- Developer(s): Burut Creative Team
- Publisher(s): Russobit-M
- Engine: X-Tend
- Platform(s): Microsoft Windows
- Release: August 29, 2003
- Genre(s): First-person shooter
- Mode(s): Single-player, multiplayer

= Kreed (video game) =

2003 video game

Kreed is a sci-fi first-person shooter video game developed by Burut Creative Team and published by Russobit-M in 2003. It takes place in the distant future in the 30th century. The player controls an unnamed space marine trying to stop a cult of religious fanatics trying to get access to a strange cross-dimensional anomaly known as The Kreed. A standalone expansion pack for the game titled Kreed: Battle for Savitar was released in 2004.

== Gameplay ==
Kreed is a fairly standard first-person shooter game from the era.
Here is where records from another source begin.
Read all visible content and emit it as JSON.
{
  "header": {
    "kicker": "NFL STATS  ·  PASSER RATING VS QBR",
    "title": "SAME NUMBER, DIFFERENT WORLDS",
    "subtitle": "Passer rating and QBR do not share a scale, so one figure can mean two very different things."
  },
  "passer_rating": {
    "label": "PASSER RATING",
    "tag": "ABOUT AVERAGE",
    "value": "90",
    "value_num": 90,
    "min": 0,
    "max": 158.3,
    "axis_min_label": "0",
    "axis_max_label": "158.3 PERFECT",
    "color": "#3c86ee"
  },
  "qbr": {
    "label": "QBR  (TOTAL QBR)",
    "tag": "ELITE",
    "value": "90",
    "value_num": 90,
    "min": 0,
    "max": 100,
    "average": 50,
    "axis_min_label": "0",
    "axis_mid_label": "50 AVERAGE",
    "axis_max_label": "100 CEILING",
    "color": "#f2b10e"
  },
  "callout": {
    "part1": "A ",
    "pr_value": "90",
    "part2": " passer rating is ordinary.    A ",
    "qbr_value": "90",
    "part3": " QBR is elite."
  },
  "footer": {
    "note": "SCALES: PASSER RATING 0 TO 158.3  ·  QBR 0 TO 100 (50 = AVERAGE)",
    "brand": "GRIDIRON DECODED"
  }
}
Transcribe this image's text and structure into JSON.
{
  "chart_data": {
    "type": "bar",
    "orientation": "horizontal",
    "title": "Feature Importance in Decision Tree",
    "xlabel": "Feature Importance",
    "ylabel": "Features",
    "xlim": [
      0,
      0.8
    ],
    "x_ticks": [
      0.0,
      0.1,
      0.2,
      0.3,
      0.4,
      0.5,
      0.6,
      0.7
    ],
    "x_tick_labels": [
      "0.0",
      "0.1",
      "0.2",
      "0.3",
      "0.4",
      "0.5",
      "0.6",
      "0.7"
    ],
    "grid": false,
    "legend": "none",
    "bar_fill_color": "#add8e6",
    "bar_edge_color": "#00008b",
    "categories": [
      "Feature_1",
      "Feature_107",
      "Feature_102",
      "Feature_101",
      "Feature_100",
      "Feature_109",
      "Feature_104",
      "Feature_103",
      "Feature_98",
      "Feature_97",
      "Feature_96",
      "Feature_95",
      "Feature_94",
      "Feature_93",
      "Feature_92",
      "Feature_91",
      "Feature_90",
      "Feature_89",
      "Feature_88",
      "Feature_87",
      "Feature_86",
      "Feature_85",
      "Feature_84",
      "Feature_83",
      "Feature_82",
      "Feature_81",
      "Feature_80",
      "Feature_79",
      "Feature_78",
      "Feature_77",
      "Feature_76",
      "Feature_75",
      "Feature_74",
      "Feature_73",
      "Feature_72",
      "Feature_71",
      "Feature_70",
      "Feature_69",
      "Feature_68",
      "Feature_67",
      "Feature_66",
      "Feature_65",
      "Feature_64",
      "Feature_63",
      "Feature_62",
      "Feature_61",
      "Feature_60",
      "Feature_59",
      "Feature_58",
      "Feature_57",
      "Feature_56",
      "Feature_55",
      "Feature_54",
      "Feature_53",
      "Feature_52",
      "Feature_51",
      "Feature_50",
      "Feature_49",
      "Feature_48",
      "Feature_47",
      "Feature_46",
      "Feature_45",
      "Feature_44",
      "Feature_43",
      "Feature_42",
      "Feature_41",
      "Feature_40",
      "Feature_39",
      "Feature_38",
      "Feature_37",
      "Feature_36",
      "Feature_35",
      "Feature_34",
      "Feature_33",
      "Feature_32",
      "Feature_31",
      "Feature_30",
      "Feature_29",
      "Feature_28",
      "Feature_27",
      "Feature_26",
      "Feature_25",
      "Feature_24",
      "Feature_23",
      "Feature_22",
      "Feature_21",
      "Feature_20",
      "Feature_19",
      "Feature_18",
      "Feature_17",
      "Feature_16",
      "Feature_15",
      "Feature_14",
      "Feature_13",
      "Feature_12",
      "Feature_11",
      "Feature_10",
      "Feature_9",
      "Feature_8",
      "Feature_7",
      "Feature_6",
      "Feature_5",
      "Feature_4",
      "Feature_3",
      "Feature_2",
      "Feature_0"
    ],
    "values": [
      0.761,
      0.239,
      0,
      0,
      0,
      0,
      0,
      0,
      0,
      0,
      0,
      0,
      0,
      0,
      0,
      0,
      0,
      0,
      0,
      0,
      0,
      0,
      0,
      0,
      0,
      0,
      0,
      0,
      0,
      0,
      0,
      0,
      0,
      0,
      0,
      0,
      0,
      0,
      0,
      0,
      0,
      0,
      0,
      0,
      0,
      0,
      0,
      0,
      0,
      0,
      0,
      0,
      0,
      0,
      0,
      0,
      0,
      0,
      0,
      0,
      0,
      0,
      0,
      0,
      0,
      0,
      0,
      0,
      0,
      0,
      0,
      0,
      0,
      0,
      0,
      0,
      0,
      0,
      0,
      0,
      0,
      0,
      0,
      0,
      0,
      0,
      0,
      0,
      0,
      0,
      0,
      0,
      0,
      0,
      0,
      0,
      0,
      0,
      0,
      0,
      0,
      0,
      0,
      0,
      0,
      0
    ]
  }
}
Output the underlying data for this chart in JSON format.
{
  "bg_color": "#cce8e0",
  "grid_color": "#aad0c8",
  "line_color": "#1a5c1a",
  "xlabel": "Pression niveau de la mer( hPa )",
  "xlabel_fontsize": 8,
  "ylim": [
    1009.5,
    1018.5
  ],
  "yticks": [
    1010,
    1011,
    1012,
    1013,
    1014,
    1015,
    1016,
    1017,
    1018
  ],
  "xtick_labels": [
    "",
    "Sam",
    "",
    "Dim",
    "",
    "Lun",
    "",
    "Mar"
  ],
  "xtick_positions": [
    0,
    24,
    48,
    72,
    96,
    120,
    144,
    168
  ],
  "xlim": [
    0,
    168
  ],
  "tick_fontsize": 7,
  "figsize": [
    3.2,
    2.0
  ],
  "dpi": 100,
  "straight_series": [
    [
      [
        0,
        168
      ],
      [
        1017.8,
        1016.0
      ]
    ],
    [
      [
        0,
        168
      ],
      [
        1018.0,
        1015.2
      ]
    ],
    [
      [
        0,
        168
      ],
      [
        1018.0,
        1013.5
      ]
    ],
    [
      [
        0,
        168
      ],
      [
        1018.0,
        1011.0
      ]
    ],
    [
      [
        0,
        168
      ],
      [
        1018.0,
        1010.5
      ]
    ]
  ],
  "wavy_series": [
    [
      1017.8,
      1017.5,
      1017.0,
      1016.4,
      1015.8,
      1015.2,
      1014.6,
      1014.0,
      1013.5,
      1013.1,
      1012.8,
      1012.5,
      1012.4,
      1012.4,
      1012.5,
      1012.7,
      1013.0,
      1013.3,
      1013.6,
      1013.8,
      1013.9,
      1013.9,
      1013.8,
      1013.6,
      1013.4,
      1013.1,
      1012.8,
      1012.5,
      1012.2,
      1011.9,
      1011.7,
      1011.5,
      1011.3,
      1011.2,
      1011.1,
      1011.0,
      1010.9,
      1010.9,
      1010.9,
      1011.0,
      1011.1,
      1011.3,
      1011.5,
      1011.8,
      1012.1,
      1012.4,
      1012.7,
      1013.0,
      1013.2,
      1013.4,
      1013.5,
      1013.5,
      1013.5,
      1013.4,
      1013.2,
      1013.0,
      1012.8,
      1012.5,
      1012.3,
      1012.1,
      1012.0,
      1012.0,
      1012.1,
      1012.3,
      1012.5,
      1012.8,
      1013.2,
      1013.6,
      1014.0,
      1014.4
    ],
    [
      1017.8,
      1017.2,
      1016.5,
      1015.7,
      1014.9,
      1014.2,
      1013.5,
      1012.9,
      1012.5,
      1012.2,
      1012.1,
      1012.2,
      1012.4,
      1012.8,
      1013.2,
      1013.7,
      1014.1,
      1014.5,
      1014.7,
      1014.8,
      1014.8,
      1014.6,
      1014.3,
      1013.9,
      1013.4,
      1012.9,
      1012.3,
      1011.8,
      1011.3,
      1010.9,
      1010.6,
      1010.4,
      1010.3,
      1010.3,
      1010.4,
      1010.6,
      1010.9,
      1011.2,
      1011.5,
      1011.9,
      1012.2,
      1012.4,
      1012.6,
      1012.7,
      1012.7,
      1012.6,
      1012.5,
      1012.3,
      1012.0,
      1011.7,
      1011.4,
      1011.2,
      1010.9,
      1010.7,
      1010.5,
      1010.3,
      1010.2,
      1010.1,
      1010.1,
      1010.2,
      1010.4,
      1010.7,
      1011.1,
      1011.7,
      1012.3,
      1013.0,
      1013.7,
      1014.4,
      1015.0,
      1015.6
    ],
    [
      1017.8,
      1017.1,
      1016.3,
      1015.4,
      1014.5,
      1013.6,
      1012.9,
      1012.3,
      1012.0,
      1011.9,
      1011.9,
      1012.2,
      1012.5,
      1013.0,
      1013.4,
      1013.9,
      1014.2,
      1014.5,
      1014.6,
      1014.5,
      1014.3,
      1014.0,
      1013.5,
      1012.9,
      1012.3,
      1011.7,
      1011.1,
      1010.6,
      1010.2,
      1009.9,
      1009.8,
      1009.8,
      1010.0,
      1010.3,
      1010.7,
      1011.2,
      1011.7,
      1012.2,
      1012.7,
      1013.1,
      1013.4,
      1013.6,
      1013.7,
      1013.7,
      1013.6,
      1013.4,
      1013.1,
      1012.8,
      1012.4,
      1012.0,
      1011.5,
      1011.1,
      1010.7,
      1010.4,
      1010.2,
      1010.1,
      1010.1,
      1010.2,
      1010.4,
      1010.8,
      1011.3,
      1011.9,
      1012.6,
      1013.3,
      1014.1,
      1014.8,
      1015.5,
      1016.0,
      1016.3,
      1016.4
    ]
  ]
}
It has a heavy emphasis on world building and exploration à la games like Half-Life 2 or Doom 3. The plot of the game is presented in the form of in-game cutscenes as well as messages the player can read off of computer terminals. The player has access to nine different types of weapons. Some of these weapons include three-barreled shotguns, flamethrowers and chainguns. In combat, enemies will try to work as a team and swarm and flank the player. They are attracted by the sound of gunfire and other similar sounds as well.

== Plot ==
Set in the year 2944, humanity is caught in an interstellar war with an alien species known as the Tiglaary. A strange spatial anomaly known as the Kreed has been deeply puzzling scientists for quite some time. Many people believe the anomaly has great spiritual and religious significance (with some believing it to be a gateway to communicating to higher beings). A group of religious fanatics underneath an ex-military commander by the name of Teofrast Rumi are attempting to breach into the Kreed. Daniel, the player character, is sent to the Kreed to stop them.

== Reception ==
The game received generally mixed reviews upon release, and has an average score of 54 on Russian review aggregate platform Kritikanstvo. Stepan Chechulin of Igromania gave the game a score of 70%, Absolute Games gave it a score of 40%, and Konstantin Inin of Land of Games gave it a score of 7.5.